There’s no doubt the atmosphere of the 34th Dáil has been sour. Following the issue being pushed to a vote, the Opposition withdrew their co-operation to provide “pairs” for Government Ministers travelling abroad, breaking from a parliamentary practice where an Opposition TD abstains from a vote if a Government deputy is away.

Sinn Féin’s Mac Lochlainn contended the Government victory was pyrrhic.

“The big mistake Micheál Martin made is underestimating the resolve of the Opposition. He has actually succeeded in uniting us and actually showing the people for the first time that there could be an alternative government out there,” he said.

Senior Coalition figures consider this an “inside baseball” row that is of little interest to the public. One said the Opposition would be disruptive for the full term, and try to portray a centrist government as Trumpist and right-wing.

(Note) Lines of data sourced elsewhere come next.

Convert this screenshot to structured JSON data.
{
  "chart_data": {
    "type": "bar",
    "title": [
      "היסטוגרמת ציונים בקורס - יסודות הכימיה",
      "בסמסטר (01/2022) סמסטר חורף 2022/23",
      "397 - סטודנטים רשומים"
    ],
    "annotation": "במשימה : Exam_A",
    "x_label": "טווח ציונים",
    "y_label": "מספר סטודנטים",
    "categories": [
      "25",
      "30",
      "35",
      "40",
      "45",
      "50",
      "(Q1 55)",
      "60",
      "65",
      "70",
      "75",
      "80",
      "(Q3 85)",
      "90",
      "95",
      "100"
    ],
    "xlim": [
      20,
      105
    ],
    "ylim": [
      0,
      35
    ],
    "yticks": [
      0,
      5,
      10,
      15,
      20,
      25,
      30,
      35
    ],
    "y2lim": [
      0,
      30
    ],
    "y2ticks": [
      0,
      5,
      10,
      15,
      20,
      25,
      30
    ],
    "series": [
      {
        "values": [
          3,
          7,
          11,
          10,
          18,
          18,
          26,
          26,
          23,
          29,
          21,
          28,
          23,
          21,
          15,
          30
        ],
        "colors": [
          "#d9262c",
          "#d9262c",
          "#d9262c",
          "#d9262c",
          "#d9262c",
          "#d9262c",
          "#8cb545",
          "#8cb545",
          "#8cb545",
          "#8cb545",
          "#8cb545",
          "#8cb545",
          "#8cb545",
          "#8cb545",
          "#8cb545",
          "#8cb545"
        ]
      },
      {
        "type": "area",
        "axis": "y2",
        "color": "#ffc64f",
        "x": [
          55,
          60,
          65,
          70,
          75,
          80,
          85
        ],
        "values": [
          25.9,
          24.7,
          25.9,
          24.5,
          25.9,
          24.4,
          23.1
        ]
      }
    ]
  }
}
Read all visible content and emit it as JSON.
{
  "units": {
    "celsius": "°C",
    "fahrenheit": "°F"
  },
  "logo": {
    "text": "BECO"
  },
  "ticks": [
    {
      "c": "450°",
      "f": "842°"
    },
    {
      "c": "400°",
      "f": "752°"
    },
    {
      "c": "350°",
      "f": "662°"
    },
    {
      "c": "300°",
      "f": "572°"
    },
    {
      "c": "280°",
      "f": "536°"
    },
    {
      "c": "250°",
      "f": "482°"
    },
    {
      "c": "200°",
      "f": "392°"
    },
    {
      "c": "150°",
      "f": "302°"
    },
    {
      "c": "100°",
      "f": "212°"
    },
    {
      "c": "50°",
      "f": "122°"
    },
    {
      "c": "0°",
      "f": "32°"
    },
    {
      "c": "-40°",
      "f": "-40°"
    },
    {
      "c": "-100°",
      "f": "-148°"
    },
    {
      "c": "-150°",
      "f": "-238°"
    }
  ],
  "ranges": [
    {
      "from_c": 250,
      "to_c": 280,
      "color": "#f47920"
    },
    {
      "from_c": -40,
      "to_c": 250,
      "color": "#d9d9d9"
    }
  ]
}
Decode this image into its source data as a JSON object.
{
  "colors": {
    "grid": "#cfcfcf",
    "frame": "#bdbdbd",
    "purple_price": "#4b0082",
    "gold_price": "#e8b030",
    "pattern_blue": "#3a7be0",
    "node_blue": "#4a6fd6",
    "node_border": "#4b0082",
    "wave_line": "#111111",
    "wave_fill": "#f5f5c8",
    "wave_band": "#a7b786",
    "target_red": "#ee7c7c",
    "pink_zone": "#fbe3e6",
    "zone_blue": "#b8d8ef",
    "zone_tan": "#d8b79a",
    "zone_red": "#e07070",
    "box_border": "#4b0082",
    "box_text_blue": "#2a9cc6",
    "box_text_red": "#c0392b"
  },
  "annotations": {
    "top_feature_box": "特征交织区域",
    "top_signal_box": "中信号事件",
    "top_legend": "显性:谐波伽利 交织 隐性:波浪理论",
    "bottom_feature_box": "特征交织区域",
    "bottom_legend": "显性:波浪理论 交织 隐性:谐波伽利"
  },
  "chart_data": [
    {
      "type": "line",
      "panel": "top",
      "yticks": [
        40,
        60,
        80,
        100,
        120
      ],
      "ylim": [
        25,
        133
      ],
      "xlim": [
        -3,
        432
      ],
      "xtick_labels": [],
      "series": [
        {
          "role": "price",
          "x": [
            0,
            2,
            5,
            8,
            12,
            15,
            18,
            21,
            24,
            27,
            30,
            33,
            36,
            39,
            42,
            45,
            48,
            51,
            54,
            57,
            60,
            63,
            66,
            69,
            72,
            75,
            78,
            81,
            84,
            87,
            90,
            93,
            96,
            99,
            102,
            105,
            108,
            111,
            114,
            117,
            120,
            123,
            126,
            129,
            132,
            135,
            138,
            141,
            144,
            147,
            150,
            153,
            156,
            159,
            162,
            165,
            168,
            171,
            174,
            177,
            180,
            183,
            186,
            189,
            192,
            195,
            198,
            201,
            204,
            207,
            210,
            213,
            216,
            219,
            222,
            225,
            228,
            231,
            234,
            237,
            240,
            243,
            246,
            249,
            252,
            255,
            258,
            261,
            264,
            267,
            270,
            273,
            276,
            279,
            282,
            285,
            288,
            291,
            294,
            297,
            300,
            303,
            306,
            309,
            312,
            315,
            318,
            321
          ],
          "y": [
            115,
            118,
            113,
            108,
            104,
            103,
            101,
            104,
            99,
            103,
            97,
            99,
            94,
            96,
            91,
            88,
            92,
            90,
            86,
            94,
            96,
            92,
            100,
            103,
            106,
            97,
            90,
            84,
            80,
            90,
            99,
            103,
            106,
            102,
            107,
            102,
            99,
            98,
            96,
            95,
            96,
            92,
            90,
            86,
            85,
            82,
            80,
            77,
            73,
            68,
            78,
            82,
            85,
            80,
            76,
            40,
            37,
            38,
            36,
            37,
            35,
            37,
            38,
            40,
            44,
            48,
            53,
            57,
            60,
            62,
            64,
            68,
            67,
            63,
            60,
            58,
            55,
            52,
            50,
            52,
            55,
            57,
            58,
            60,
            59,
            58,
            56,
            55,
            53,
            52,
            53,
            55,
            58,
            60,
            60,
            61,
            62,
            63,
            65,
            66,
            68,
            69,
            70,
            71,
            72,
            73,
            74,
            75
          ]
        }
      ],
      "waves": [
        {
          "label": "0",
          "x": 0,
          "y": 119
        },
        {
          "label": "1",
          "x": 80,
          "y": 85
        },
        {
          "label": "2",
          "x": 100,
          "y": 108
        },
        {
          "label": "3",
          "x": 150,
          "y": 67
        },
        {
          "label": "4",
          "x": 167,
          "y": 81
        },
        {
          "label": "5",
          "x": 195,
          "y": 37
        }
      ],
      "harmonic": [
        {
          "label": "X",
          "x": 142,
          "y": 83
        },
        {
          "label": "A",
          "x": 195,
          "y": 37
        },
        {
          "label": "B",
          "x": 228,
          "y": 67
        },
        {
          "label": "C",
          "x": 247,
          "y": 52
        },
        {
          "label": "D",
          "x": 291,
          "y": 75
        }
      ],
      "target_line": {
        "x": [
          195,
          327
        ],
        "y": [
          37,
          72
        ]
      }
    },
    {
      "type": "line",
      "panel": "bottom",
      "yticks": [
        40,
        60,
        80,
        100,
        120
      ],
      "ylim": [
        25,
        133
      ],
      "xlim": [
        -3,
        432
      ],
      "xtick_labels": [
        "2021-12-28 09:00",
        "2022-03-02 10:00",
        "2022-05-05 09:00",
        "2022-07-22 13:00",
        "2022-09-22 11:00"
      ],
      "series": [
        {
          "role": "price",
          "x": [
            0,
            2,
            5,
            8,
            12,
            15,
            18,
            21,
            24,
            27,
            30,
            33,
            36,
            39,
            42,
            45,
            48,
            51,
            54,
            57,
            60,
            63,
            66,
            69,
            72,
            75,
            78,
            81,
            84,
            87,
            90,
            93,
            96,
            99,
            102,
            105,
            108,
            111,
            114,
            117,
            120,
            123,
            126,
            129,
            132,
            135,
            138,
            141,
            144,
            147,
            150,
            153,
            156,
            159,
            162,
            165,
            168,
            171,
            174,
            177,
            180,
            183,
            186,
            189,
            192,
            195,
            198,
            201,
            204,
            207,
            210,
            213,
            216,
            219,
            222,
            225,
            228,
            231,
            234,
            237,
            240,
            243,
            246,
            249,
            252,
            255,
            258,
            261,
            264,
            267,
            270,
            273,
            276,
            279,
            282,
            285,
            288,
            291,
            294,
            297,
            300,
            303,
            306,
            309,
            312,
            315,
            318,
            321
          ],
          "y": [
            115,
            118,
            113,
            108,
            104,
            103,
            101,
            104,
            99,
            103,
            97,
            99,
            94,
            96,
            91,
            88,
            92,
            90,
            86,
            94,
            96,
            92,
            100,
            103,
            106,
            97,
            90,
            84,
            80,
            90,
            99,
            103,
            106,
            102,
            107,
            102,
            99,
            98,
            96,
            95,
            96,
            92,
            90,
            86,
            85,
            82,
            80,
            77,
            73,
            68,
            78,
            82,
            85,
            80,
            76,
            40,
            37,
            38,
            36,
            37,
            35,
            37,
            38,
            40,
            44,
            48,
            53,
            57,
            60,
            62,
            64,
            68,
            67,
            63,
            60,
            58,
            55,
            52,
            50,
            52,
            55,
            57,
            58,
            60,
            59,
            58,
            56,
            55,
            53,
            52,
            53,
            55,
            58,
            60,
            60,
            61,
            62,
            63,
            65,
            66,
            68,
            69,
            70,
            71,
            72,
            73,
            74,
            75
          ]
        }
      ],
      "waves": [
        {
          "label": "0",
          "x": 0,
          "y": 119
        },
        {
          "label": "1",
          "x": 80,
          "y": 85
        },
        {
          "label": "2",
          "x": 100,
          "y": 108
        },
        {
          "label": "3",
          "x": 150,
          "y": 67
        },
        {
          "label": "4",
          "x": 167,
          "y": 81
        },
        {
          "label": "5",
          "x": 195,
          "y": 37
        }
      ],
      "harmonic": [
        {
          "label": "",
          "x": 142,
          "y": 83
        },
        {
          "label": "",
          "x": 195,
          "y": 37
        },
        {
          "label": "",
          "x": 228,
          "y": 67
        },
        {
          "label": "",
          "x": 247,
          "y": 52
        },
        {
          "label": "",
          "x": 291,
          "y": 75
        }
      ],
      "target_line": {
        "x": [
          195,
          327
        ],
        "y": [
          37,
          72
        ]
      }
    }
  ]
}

“There seems to be an ugly lack of respect creeping in,” said the source.

But was there a deal?

Lowry denied emphatically there was any deal.

“What we have seen in the last couple of weeks is a shameful display of obstruction and belligerence on behalf of the Opposition,” he told The Irish Times.

“The Government has facilitated time to ensure we are allowed to participate in proceedings. That is our democratic right. That’s what we have a mandate from the people to do and the opposition were hell bent on trying to deny us that entitlement.

“This was absolutely essential and crucial for the longevity of this Government. If the government had yielded on this, I think they would be completely undermined. The Government has a majority and is entitled to exercise this majority. We really need to move on now.”

That’s unlikely to happen. TDs from all sides say it has not been fully played out yet and could remain nasty.